Le président Donald Trump a une nouvelle fois dérouté observateurs et alliés par ses positions fluctuantes vis-à-vis de l'Iran. En l'espace d'une semaine, le locataire de la Maison-Blanche est passé d'un optimisme affiché sur l'avancée des discussions à des frappes militaires, avant de soumettre un projet d'accord de paix à ses partenaires. Ces retournements sont au cœur d'un épisode de l'émission Politics Weekly America, diffusé fin mai 2026.

Le week-end ayant précédé la publication du podcast, Donald Trump avait déclaré que les pourparlers avec Téhéran se déroulaient favorablement et qu'un accord pour mettre fin à la guerre était « largement négocié ». Dès le lendemain, les forces américaines ont toutefois lancé des bombardements dans le sud de l'Iran. Quelques jours plus tard, le président a circulé auprès de ses alliés un texte esquissant les termes d'un règlement pacifique.

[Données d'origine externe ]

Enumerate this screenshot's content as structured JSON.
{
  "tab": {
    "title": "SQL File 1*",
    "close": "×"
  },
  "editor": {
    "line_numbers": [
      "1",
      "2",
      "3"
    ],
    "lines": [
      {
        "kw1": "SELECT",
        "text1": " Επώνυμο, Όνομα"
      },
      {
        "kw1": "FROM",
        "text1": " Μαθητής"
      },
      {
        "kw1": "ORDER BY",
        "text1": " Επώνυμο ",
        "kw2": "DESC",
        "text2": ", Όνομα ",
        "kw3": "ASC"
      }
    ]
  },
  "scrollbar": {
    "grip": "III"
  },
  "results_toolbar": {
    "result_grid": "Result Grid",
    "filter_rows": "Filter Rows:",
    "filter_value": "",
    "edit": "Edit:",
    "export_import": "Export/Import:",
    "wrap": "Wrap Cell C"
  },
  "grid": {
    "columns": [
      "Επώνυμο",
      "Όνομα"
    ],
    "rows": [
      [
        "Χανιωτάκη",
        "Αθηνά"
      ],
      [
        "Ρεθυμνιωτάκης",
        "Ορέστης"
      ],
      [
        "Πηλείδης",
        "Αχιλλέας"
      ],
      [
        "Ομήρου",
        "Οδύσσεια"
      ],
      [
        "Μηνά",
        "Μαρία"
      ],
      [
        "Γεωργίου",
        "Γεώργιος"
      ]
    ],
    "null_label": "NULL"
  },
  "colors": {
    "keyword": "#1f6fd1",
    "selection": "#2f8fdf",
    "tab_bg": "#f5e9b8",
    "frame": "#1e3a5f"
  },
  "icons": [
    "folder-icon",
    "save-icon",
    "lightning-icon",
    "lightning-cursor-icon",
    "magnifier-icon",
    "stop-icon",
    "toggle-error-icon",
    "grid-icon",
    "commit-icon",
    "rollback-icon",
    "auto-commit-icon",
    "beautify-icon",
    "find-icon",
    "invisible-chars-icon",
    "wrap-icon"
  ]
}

Une séquence déconcertante

Cette succession d'annonces contradictoires illustre, selon les analystes, une méthode de décision erratique. Ali Vaez, spécialiste de l'Iran au sein de l'International Crisis Group, est interrogé dans le podcast par le présentateur Jonathan Freedland. Vaez tente d'expliquer les raisons pour lesquelles le chef de l'État américain change aussi fréquemment d'avis sur la stratégie à adopter pour terminer le conflit.

Le chercheur souligne que le comportement de Donald Trump rappelle la fable de l'enfant qui criait au loup : à force d'osciller entre des promesses de paix et des actions belliqueuses, l'administration américaine risque de perdre toute crédibilité, tant auprès de l'Iran que de ses propres alliés. L'accord final, même s'il venait à aboutir, pourrait souffrir d'un manque de confiance réciproque.

Un projet d'accord en circulation

Jeudi, soit après les frappes, Donald Trump a partagé avec Israël et d'autres partenaires un brouillon d'accord de paix. Ce document, dont la teneur n'a pas été dévoilée publiquement, viserait à fixer un cadre pour la cessation des hostilités. Mais la chronologie des événements interroge : comment concilier l'affirmation d'un accord déjà quasiment finalisé avec le déclenchement d'opérations militaires ?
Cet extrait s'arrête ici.